As of January, smoking is now banned on all New Jersey beaches and in all public parks. We’ve had plenty of time to get used to this, as most local municipalities banned cigs before the statewide mandate (which, by the way, carries a $500 fine for a second offense).

And yet despite the local ordinances, there are still an unbelievable number of cigarette butts on the beach. And that’s really what got the smokers. It’s still hard for me to imagine secondhand smoke being that much of an annoyance when you’re outside, and at a windy place like the beach, nonetheless. My friends and I spent most of our young adulthood working in bars and restaurants before the smoking ban. Compared to that, I hardly smell a cig anymore.

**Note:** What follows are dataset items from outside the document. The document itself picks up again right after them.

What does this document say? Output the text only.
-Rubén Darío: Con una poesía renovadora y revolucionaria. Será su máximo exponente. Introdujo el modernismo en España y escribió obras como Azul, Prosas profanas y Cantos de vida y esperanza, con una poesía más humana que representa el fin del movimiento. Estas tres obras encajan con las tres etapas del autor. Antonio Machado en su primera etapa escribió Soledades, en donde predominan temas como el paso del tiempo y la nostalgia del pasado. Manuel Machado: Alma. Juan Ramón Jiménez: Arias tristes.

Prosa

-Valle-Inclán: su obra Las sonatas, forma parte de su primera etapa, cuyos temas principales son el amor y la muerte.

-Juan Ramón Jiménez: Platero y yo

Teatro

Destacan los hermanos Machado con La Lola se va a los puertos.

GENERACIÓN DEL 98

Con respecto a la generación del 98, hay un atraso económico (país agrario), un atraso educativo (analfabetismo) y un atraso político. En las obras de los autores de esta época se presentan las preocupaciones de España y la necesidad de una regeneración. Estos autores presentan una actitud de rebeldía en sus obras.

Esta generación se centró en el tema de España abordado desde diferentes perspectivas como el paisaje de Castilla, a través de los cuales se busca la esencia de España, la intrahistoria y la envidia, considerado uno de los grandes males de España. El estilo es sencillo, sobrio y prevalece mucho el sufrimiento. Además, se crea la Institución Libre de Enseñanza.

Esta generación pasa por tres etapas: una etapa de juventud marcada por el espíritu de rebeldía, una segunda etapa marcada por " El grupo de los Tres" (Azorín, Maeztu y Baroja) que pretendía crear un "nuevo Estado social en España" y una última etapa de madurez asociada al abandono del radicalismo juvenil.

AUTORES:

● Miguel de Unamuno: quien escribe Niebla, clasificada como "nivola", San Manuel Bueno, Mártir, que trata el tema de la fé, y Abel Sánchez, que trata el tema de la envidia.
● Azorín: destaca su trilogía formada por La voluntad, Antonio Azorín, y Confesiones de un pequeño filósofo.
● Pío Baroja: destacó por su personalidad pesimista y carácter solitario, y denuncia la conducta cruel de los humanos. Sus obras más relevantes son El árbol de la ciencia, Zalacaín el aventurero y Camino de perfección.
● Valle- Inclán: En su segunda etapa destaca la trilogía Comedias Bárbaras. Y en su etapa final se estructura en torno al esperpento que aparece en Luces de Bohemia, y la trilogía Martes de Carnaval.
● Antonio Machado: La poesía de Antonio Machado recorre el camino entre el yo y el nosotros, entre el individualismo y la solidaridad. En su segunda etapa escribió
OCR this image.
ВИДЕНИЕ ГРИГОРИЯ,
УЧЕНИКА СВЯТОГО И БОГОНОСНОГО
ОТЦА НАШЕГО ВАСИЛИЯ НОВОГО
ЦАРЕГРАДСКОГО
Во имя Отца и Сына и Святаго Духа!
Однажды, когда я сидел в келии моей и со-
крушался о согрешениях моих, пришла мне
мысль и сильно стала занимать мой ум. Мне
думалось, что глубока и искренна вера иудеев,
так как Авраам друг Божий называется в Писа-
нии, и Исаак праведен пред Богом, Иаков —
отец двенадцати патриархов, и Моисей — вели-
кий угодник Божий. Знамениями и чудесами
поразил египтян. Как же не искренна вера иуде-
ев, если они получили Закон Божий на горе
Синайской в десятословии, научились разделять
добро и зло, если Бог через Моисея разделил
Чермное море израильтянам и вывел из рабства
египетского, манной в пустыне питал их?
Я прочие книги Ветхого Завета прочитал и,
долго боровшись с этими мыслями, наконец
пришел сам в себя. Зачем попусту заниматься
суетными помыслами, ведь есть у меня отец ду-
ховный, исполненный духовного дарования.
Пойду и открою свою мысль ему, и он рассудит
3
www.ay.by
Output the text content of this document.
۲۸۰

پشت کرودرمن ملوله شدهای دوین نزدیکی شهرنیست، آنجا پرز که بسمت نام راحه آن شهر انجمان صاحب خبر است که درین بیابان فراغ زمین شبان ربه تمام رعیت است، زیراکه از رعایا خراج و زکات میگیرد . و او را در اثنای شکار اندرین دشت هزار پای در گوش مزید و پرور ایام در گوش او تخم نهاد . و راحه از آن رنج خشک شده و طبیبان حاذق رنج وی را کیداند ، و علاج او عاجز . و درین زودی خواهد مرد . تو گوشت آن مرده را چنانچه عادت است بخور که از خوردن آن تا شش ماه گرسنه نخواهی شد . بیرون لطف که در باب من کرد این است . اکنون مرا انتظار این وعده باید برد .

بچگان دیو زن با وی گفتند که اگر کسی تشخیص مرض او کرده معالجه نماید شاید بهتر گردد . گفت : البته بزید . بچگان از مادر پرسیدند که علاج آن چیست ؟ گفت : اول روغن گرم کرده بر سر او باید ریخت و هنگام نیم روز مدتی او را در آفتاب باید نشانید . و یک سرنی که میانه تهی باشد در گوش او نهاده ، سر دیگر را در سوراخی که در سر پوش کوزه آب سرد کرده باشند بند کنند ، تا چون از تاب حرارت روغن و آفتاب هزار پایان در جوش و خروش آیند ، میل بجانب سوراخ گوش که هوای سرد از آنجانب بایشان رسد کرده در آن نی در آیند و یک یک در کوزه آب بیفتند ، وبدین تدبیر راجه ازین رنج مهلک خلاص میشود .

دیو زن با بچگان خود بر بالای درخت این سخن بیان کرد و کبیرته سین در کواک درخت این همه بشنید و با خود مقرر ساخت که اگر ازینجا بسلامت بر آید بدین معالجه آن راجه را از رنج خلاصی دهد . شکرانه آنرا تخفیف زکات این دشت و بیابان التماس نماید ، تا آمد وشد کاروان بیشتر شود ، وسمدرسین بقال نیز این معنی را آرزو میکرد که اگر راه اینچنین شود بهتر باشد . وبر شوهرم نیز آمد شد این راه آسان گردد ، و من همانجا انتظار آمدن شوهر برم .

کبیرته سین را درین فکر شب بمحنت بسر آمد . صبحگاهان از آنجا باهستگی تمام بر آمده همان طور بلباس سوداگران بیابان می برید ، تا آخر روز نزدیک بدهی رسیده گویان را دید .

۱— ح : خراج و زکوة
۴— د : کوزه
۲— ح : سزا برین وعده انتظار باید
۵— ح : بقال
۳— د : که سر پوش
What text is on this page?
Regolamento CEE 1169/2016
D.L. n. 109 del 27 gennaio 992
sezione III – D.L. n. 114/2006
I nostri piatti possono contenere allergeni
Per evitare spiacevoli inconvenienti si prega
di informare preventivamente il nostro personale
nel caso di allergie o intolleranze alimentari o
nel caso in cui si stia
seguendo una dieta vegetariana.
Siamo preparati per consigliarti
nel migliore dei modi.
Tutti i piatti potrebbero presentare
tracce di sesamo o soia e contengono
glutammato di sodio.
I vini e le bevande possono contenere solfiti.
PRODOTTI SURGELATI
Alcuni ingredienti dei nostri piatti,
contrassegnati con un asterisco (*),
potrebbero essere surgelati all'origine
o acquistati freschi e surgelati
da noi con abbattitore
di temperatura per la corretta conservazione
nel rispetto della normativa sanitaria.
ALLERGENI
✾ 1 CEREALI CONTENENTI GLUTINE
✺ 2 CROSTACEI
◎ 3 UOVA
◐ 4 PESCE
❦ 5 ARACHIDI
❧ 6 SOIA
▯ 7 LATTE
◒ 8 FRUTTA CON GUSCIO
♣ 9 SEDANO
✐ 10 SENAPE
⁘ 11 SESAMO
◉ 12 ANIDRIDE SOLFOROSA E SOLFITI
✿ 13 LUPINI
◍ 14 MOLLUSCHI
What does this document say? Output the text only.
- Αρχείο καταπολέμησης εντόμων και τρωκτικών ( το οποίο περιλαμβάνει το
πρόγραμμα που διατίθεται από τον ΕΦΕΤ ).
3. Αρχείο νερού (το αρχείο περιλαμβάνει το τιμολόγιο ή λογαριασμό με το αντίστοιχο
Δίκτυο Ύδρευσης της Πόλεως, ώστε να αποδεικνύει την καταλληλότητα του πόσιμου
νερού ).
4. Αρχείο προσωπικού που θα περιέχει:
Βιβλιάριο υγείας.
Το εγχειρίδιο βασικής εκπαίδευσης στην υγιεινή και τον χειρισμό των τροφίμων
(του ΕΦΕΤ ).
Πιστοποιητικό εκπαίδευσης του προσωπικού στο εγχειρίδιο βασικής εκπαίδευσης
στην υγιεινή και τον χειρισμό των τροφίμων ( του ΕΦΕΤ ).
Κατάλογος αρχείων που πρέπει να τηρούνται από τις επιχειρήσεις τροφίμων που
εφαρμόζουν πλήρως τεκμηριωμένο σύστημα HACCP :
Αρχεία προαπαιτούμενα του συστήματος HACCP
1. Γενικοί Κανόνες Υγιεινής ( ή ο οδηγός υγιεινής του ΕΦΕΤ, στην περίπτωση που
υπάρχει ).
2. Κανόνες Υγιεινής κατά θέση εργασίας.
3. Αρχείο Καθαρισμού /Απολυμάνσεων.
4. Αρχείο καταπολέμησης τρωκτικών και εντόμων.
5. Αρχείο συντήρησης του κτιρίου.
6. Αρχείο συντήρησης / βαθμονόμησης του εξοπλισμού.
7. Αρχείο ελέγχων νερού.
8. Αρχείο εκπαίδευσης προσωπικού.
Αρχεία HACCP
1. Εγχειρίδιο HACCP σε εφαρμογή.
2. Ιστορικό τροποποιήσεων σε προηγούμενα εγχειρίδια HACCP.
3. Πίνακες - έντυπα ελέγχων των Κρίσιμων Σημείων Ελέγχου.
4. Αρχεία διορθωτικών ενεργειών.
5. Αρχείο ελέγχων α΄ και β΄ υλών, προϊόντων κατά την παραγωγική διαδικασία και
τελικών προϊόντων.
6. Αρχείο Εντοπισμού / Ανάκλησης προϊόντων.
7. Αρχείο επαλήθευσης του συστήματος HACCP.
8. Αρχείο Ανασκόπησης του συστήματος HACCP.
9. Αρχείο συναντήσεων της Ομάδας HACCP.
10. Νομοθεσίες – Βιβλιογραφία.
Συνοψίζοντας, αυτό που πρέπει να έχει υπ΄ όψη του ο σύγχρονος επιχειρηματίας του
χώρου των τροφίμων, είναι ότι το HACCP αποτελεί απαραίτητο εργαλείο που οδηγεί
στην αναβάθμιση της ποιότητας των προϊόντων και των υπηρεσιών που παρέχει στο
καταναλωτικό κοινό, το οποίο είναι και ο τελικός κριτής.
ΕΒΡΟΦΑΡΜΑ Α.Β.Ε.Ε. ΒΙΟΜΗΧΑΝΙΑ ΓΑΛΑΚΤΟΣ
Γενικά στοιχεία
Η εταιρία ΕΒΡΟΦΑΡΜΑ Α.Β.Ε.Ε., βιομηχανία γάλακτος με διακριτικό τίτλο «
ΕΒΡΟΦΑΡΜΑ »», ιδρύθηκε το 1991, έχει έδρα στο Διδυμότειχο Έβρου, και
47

For whatever reason, a good number of smokers chose and still choose to toss them wherever they like. I’m not sure why they felt that cellulose acetate was OK to litter the earth with. But now it’s officially a state law.

LOCAL AND FUN: As mentioned above, South End’s Polar Paddle was canceled on Saturday and has been rescheduled for March 30. The chance of the bay being frozen by late March is much less, but it will likely still be plenty cold to fit the theme of the event.

Science Saturdays rolls on this winter with “Commercial Fishing and Catching Fresh Seafood” at the Long Beach Island Foundation for the Arts and Sciences. Karter Larsen and Ian Smith of Viking Village and Larson Puskas Fisheries Partnership will show how amazing local seafood can be cooked in your home. Up next week is Ben Wurst of Conserve Wildlife NJ and Jim Verhagen, wildlife photographer and blogger, showing off their work with local wildlife. As always, these are free for members and $5 for non. They start at 11 am.

The “Wild_Life Photography” exhibit is hanging at the Foundation through March. If you haven’t checked it out, make sure to make the time. The only thing as impressive than the animals we share this Island ecosystem with is the patience and skill these lensmen and women have in getting those shots. On Feb 15, the Foundation is hosting a Community Potluck around the art show. Bring a dish and enjoy.

After that is the Arctic Outreach in loving memory of Mallory McBrien on Feb. 23 from 11 a.m. to 7 p.m. This is the fourth annual and hopefully we won’t have any of that Polar Vortexy nonsense. The day will be filled with live music, craft beer, spiked hot bevvies, cider, a hot chocolate igloo, Little Eskimo activities and auctions. This is one of the best goodwill local events we have here, specifically because it’s in the off-season, so it’s all the people who have the most interest in our community.

The next week or so is predicted to be seasonally average to warm for February. We’ve got a very, very long way to go until the calendar says spring and an even longer way to go until the weather says spring, so get out and enjoy it.

Make sure to patronize the local mom and pop restaurants that stay open for you all year. Just maybe wear a good insulation layer when you go out for dinner.